Proposition d’un Dispositif Mondial de Taxation

 – Conclusions sur le calcul DAGTVA des prix de transfert –

Nous venons d’étudier le calcul des prix de transfert dans le contexte DAGTVA.

Bien évidement ce qui vous a été présenté dans le fichier egalisation_des_taxes.xls est volontairement rudimentaire et une EMN a une fiscalité très compliquée. Mais, c’est le principe qui compte !

Vous avez pu constater que dans tous les cas présentés et ceux que vous pourrez définir à votre gré, que les fiscalités appliquées aux EMNs sont proportionnelles aux chiffres d’affaires réalisés localement avec la principale conséquence de les égaliser en les répartissant, mais en montrant les disparités qui pourraient apparaître dans les recettes fiscales des États. Ceux-ci ayant, aux vues des résultats, intérêt à intégrer des paramètres fiscaux égalitaires entre-eux, ce qui permet de lutter, ‘sans combat‘, contre des États qualifiés de non coopératifs.

Nous avons vu aussi que l’information fiscale attenante à la transaction était aussi partagée entre les autorités de taxation. Cette parfaite connaissance permettra, si cela se justifie dans un deuxième temps, que certains États restituent des bénéfices perçus réalisés dans d’autres juridictions, bénéfices qui ne pourraient être prélevés dans l’État de marché pour des raisons techniques.
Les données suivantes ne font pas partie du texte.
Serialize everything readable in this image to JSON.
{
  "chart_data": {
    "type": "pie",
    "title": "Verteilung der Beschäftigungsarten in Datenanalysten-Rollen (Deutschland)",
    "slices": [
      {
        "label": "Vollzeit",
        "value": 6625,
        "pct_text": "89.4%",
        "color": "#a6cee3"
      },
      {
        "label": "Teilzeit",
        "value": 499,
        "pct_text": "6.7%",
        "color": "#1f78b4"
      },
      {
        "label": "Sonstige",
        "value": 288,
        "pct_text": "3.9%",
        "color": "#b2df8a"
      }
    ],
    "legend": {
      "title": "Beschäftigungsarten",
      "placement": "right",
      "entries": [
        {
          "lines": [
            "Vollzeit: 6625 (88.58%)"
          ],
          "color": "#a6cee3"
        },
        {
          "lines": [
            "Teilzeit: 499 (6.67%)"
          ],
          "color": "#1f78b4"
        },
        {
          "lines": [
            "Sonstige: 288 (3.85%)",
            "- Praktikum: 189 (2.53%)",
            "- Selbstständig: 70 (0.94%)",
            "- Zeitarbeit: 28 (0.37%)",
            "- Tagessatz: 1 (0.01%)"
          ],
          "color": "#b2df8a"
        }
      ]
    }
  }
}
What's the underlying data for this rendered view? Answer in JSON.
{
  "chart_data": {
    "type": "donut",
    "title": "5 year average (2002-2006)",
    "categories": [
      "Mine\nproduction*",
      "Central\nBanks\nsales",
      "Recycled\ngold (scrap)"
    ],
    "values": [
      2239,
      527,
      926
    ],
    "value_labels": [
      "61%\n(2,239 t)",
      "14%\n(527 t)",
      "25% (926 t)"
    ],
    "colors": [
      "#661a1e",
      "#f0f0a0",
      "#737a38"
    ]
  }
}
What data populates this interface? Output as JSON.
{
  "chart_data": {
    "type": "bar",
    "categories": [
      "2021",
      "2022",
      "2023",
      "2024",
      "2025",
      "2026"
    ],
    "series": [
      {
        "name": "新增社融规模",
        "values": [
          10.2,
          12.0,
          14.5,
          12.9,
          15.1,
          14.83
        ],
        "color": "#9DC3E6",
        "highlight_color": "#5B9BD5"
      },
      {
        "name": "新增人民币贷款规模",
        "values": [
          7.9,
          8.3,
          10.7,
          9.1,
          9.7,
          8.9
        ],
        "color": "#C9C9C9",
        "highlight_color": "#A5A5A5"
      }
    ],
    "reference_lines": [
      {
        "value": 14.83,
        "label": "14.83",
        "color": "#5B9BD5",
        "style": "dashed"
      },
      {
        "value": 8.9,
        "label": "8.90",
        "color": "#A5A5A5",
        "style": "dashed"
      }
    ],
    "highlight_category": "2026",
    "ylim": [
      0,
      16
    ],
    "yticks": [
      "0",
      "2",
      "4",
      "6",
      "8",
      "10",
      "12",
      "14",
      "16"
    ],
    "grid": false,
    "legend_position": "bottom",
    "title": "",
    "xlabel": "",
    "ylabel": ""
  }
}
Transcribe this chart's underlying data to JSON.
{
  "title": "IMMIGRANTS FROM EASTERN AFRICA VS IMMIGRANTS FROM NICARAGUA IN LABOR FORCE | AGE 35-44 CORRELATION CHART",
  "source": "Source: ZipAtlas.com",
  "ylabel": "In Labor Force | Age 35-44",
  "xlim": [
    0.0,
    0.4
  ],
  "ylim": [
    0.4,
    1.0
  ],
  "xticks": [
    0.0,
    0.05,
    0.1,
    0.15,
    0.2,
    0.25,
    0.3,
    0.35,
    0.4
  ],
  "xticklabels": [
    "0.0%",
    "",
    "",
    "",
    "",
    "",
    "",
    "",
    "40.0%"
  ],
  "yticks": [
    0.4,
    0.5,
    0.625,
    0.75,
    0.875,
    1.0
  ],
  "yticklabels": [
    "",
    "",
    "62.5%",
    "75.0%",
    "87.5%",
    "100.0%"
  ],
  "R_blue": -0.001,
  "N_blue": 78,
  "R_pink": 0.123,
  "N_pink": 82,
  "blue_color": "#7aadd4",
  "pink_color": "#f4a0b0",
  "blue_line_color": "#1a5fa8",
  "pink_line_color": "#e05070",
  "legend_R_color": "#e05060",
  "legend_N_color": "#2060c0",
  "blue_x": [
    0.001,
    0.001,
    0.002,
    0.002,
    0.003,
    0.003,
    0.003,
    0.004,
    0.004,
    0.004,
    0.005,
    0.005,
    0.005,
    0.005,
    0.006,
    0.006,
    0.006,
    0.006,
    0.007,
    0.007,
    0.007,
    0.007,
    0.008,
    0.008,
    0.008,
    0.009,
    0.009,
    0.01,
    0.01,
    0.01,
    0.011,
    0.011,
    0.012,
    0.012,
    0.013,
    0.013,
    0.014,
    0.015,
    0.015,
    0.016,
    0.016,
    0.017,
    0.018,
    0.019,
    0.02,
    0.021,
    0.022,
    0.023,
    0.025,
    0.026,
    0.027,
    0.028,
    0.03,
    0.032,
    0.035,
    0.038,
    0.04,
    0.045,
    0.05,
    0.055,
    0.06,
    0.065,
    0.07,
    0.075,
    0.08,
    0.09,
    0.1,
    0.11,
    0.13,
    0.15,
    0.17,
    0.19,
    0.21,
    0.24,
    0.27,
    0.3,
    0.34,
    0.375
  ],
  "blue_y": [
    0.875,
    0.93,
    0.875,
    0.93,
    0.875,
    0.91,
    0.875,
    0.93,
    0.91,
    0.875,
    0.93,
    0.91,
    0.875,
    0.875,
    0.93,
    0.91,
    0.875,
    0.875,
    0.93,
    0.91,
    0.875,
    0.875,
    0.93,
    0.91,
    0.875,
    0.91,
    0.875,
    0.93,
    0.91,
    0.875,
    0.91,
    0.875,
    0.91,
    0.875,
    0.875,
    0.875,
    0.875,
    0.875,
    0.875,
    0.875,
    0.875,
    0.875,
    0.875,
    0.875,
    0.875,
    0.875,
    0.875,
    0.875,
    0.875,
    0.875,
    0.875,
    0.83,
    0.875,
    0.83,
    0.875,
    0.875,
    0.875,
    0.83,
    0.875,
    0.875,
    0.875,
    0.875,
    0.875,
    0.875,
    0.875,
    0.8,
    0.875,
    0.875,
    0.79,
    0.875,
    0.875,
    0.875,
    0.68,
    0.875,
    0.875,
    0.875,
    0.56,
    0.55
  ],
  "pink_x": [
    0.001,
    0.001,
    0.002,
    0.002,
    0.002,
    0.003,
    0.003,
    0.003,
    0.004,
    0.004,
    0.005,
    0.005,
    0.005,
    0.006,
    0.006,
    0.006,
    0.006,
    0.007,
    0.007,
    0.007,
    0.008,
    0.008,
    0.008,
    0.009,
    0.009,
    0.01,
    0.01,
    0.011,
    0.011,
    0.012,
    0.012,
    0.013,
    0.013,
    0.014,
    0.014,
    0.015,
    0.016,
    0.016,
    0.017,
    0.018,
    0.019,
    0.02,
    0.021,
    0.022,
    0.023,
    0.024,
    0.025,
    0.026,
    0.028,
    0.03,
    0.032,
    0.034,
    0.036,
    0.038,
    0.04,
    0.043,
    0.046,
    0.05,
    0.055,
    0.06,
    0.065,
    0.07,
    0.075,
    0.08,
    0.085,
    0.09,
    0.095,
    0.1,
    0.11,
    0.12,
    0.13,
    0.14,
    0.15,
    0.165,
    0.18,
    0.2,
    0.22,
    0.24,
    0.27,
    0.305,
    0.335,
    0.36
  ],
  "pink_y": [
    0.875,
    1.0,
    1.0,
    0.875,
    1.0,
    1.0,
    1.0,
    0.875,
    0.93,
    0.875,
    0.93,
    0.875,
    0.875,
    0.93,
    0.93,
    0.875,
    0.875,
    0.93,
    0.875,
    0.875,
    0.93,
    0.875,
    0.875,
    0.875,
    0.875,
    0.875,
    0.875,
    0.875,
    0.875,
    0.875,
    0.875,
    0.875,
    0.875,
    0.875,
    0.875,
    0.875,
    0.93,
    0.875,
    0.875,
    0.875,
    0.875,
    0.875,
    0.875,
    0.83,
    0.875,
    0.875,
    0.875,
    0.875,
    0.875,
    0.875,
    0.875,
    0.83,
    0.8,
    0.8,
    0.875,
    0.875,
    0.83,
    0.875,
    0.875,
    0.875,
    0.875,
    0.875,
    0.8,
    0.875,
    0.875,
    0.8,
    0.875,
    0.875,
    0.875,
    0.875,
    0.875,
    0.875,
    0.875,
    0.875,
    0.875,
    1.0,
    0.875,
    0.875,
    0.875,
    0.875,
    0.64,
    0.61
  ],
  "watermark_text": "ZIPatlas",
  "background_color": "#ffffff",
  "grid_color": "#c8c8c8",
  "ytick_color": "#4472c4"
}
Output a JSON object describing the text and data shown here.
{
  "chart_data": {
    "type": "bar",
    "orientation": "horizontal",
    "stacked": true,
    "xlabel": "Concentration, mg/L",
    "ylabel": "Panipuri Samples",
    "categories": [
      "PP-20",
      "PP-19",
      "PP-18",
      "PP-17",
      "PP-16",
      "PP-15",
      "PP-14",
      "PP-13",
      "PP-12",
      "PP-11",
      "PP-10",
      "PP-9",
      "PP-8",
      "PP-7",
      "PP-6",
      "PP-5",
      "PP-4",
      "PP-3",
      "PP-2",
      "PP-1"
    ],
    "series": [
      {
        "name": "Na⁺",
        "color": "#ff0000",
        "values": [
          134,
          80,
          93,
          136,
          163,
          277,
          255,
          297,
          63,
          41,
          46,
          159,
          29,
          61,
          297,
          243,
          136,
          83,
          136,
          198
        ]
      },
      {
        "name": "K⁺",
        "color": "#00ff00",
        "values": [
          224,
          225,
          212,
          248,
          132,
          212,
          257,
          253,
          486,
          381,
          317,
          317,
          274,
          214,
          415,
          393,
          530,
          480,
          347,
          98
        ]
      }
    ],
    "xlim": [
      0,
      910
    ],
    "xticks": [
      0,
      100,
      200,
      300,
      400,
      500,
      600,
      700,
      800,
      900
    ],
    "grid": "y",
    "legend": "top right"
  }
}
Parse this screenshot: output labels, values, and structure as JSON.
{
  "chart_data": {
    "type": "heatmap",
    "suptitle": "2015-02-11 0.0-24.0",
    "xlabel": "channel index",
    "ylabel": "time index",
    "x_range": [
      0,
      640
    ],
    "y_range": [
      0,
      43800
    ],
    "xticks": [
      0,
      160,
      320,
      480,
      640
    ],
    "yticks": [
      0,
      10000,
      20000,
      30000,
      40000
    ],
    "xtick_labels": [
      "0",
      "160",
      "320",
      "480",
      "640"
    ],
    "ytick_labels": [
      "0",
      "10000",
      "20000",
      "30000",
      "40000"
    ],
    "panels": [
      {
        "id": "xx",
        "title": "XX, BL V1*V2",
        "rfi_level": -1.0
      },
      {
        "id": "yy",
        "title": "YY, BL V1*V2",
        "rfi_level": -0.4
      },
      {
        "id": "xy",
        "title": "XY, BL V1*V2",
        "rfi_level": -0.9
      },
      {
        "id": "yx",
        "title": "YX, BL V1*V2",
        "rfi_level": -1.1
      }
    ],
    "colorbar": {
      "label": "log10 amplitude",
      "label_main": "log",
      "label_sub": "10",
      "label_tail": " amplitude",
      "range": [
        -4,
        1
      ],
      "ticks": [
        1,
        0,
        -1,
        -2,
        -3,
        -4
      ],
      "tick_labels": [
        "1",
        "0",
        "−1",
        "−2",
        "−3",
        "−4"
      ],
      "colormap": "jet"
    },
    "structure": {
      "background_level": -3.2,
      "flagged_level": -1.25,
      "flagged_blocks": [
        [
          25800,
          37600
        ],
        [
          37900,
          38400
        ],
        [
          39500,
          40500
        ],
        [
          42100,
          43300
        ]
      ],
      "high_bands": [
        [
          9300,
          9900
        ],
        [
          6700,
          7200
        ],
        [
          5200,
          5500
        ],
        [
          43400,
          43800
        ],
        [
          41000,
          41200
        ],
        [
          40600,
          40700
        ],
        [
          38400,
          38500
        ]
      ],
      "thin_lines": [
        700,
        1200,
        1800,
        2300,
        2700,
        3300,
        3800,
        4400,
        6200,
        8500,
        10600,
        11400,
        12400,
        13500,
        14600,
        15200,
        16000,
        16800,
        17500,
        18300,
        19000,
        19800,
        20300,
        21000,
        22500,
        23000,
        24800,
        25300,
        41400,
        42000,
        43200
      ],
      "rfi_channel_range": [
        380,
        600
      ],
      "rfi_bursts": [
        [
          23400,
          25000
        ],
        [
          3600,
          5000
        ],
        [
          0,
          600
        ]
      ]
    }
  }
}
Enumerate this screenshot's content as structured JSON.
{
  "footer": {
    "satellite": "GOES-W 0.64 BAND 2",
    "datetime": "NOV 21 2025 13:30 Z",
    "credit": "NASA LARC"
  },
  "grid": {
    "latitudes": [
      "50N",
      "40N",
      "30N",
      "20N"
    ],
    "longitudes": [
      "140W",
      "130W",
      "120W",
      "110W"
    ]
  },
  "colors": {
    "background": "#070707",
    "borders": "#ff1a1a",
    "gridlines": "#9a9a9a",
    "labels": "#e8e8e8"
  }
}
C’est l’un des buts à atteindre décrit dans le document Pilier 1.

Vous avez pu voir aussi que la taxation indirecte appliquée à la transaction, concernant l’environnement du prix de transfert était parfaitement neutre, n’impactait pas les transactions intra-groupe, ce qui ne pénalise pas, ni les EMNs, ni le commerce international.

Il faut ajouter que le dispositif technique DAGTVA met en place un environnement qui oblige, pratiquement sans négociations, un État à se conformer, sans entrer dans sa fiscalité directe, à ce qui lui sera imposé par les autres au niveau de la fiscalité indirecte et nous savons déjà que les États-Unis entre eux vont peut-être en profiter pour uniformiser leurs processus internes divergents, ils imposeront au reste du monde et ils ont déjà légiféré sur le sujet, ce qui va devenir, comme je l’ai appelé la « World Single Taxation » dans l’environnement DAGTVA.

Je peux donc répondre positivement en apportant une solution aux problèmes suivant :

  • Les chiffres d’affaires des EMNs sont connus de l’État de marché dans toutes les conditions possibles,
  • Le dispositif technique DAGTVA ne s’implique pas directement dans une juridiction mais oblige les États à avoir des politiques fiscales consensuelles,
  • Les transactions B²C sont automatiquement fiscalisées à deux niveaux,
    • celui de la taxation indirecte qui est récupérée par l’État de marché quand l’EMN n’est pas présente sur ce marché (cas du commerce numérique),
    • sur la taxation des bénéfices dans cette situation par un équilibrage du transactionnel sur la ventilation des subventions internationales ou par d’autres méthodes qui pourraient être plus coercitives.

Dans la table de vérité DAGTVA, vous trouverez toutes les explications manquantes sur les tenants et aboutissants du calcul DAGTVA des prix de transfert qui peuvent apporter une possible réponse, parmi d’autres, à la requête faite par le G20 à l’OCDE, de trouver un système de taxation pouvant être appliqué partout, tel qu’il a été décrit dans le document de l’OCDE Pilier 1.